I made my own sample data generator based on the examples you gave. I think it fits what you have, but let me know if it doesn't. If the data matches, don't worry about the specifics of how I made it.
rows = 6
cols = 5
np.random.seed(0)
data = pd.DataFrame(np.random.rand(rows, cols) * 100,
index=pd.DatetimeIndex(freq='d', start='1928-12-31', periods=rows))
nan_cols = len(data.columns) // 2
random_indices = zip(pd.Series(data.index.values[:-rows // 2])
.sample(nan_cols, random_state=1, replace=True),
pd.Series(data.columns).sample(nan_cols, random_state=2))
for row, col in random_indices:
data.loc[:row, col] = np.nan
MA_a_csv = data * (1 + (np.random.rand(rows, cols) / 50
* np.random.choice([-1, 1], size=(rows, cols))))
So data
looks like
0 1 2 3 4
1928-12-31 54.881350 71.518937 NaN 54.488318 NaN
1929-01-01 64.589411 43.758721 NaN 96.366276 38.344152
1929-01-02 79.172504 52.889492 56.804456 92.559664 7.103606
1929-01-03 8.712930 2.021840 83.261985 77.815675 87.001215
1929-01-04 97.861834 79.915856 46.147936 78.052918 11.827443
1929-01-05 63.992102 14.335329 94.466892 52.184832 41.466194
And MA_a_csv
looks like
0 1 2 3 4
1928-12-31 55.171734 72.626384 NaN 55.107778 NaN
1929-01-01 63.791557 44.294412 NaN 98.185186 38.867028
1929-01-02 78.603241 53.351780 57.597027 92.448175 7.008877
1929-01-03 8.829794 2.013333 83.047291 77.324770 86.368349
1929-01-04 98.977844 80.616881 45.235708 77.893620 11.876852
1929-01-05 63.785651 14.522579 94.945445 52.671519 41.668902
I ran it through something that looks like your gen_a
, and then made a vectorized version that gets the same answer:
logs = np.log(MA_a_csv / data)
ans = ((j > logs) & (logs > -j)).replace({True: 1, False: 0})
Where ans
is
0 1 2 3 4
1928-12-31 1 0 0 0 0
1929-01-01 0 0 0 0 0
1929-01-02 1 1 0 1 0
1929-01-03 0 1 1 1 1
1929-01-04 0 1 0 1 1
1929-01-05 1 0 1 1 1
np.log
can operate on the whole array at once, and pandas is probably doing something fancy to vectorize the greater-than comparisons as well. The &
is a bit-wise and, so it's just checking that both conditions are true for each position.

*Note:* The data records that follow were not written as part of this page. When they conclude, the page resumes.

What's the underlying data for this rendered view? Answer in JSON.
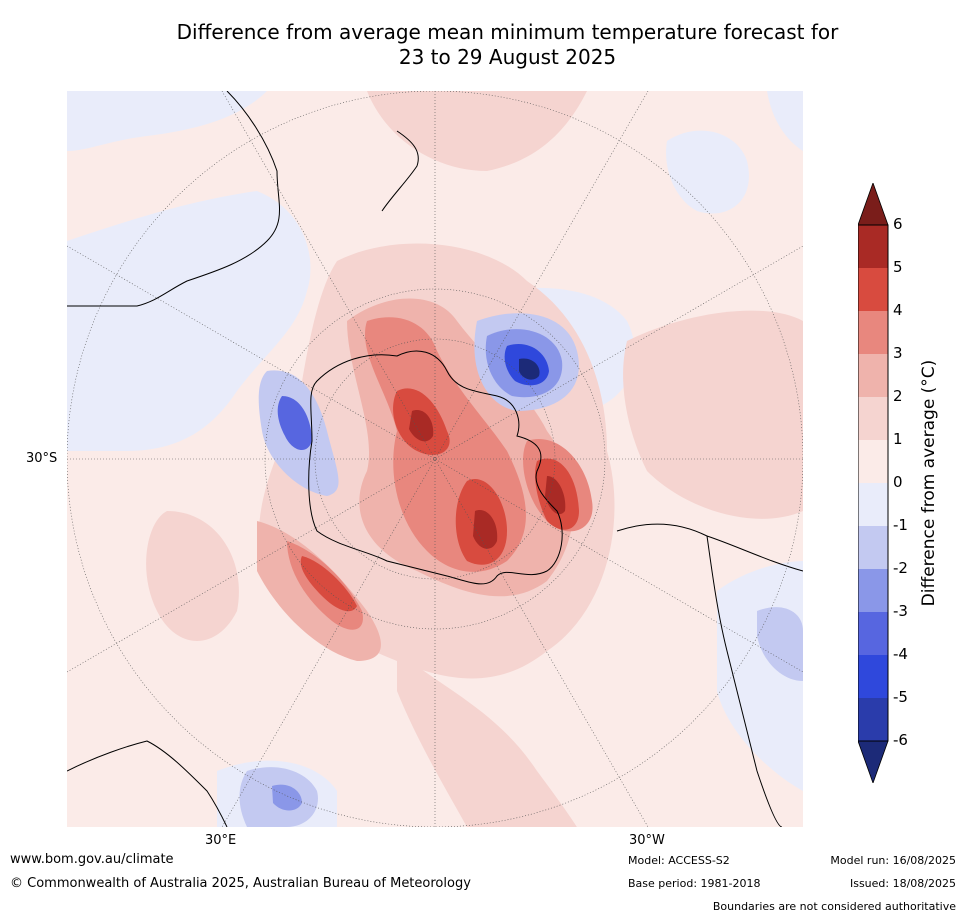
{
  "title_line1": "Difference from average mean minimum temperature forecast for",
  "title_line2": "23 to 29 August 2025",
  "map": {
    "lat_label": "30°S",
    "lon_labels": [
      "30°E",
      "30°W"
    ]
  },
  "colorbar": {
    "title": "Difference from average (°C)",
    "ticks": [
      "6",
      "5",
      "4",
      "3",
      "2",
      "1",
      "0",
      "-1",
      "-2",
      "-3",
      "-4",
      "-5",
      "-6"
    ],
    "colors": {
      "gt6": "#7a1d1a",
      "5to6": "#a92a25",
      "4to5": "#d84b3f",
      "3to4": "#e8877e",
      "2to3": "#efb3ac",
      "1to2": "#f5d4d0",
      "0to1": "#fbebe8",
      "m1to0": "#e9ecfa",
      "m2tom1": "#c3c9f1",
      "m3tom2": "#8a97e8",
      "m4tom3": "#5766e0",
      "m5tom4": "#2f48dc",
      "m6tom5": "#2a3cab",
      "lt_m6": "#1c2a78"
    }
  },
  "footer": {
    "website": "www.bom.gov.au/climate",
    "copyright": "© Commonwealth of Australia 2025, Australian Bureau of Meteorology",
    "model": "Model: ACCESS-S2",
    "base_period": "Base period: 1981-2018",
    "model_run": "Model run: 16/08/2025",
    "issued": "Issued: 18/08/2025",
    "boundaries": "Boundaries are not considered authoritative"
  }
}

And this runs ~180 times faster than my version of gen_a
, which didn't have the try/except or print statements, so it should be an even greater improvement for your code.

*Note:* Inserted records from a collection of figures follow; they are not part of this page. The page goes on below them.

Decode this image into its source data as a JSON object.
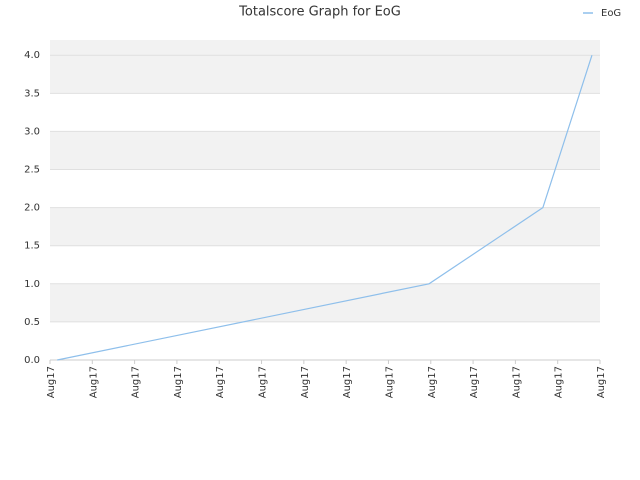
{
  "chart_data": {
    "type": "line",
    "title": "Totalscore Graph for EoG",
    "xlim": [
      0,
      13
    ],
    "xticks": [
      {
        "value": 0,
        "label": "Aug17"
      },
      {
        "value": 1,
        "label": "Aug17"
      },
      {
        "value": 2,
        "label": "Aug17"
      },
      {
        "value": 3,
        "label": "Aug17"
      },
      {
        "value": 4,
        "label": "Aug17"
      },
      {
        "value": 5,
        "label": "Aug17"
      },
      {
        "value": 6,
        "label": "Aug17"
      },
      {
        "value": 7,
        "label": "Aug17"
      },
      {
        "value": 8,
        "label": "Aug17"
      },
      {
        "value": 9,
        "label": "Aug17"
      },
      {
        "value": 10,
        "label": "Aug17"
      },
      {
        "value": 11,
        "label": "Aug17"
      },
      {
        "value": 12,
        "label": "Aug17"
      },
      {
        "value": 13,
        "label": "Aug17"
      }
    ],
    "x": [
      0.17,
      8.96,
      11.65,
      12.81
    ],
    "series": [
      {
        "name": "EoG",
        "color": "#8ebfeb",
        "values": [
          0,
          1,
          2,
          4
        ]
      }
    ],
    "ylim": [
      0,
      4.2
    ],
    "yticks": [
      {
        "value": 0,
        "label": "0.0"
      },
      0.5,
      {
        "value": 1,
        "label": "1.0"
      },
      1.5,
      {
        "value": 2,
        "label": "2.0"
      },
      2.5,
      {
        "value": 3,
        "label": "3.0"
      },
      3.5,
      {
        "value": 4,
        "label": "4.0"
      }
    ],
    "grid": true,
    "legend": "top-right"
  }
}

You also don't need the .replace({True: 1, False: 0})
part - in Python 1 == True
is True, as is 0 == False
, so you should be able to use them interchangeably.
Let me know if you have any issues with that. For further reading, I suggest Tom Augspurger's Modern Pandas articles - particularly applicable is the Fast Pandas section.